Note that data stored on Google Cloud Storage can currently only be accessed through the S3 interoperability layer exposed by GCS. In order to access such data from Firebolt Core, you will need to navigate to the “Access keys for your user account” section of the Interoperability tab in your Cloud Storage settings and generate an access key & secret for your account there. These will then need to be specified as the AWS_ACCESS_KEY_ID and AWS_SECRET_ACCESS_KEY parameters of the respective SQL command or function (e.g. CREATE LOCATION, CREATE EXTERNAL TABLE, or read_iceberg(..)).

Managing Metadata & Data

In addition to processing external data, Firebolt Core can also manage relational data itself. Most DDL and all DML commands are supported in Firebolt Core for this purpose. It is important to note, however, that Firebolt Core provides no compute-storage isolation. In other words, data managed by one Firebolt Core cluster cannot be shared with any other Firebolt Core cluster. Furthermore, tables are sharded across all nodes, which means that a Firebolt Core cluster containing such tables cannot be resized to a different number of nodes (see also Differences between Firebolt Core and managed Firebolt).

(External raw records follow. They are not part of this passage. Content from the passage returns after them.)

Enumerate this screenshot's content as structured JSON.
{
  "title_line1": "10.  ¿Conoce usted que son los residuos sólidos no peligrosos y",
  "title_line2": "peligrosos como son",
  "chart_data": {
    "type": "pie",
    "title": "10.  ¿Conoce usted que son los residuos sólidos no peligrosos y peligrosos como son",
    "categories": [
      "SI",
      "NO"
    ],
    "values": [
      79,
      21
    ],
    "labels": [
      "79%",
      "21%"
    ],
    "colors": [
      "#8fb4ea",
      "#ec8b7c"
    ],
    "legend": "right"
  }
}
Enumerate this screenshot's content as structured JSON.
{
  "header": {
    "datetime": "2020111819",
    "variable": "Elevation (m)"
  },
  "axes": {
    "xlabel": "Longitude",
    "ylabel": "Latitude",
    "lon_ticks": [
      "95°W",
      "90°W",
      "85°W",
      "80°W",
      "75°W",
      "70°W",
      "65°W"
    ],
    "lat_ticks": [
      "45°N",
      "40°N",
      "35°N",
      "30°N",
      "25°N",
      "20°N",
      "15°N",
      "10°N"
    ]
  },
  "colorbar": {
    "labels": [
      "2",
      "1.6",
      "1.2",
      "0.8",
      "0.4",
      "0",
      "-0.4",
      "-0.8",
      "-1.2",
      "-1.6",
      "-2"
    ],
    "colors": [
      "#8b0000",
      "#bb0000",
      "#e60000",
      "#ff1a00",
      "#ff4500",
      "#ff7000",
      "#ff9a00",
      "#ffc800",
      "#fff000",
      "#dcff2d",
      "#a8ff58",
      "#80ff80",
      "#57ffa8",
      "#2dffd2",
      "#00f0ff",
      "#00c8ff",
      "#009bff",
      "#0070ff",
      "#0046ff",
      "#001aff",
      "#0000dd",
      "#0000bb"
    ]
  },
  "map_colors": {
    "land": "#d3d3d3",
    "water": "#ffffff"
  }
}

Please refer to Deployment and Operational Guide for further details about setting up persistent storage for the managed data used in Firebolt Core nodes.

Exporting Data

Data can be exported from Firebolt Core through the following means.
  • COPY TO writes raw data files to Amazon S3 or Google Cloud Storage.
  • Alternatively, you can also process query results within your client application (see Connect). If the only goal is to persist query results to raw data files (e.g. in an ETL pipeline), doing this in the client will generally be slower than using COPY TO due to the added cost of serializing and transferring data to the client.
Analogously to reading data, writing data to Google Cloud Storage currently goes through the S3 interoperability layer exposed by GCS and requires a suitable access key & secret (see above for details).

Examples

The Firebolt Core GitHub repository contains some examples for the different ways to ingest and export data in Firebolt Core.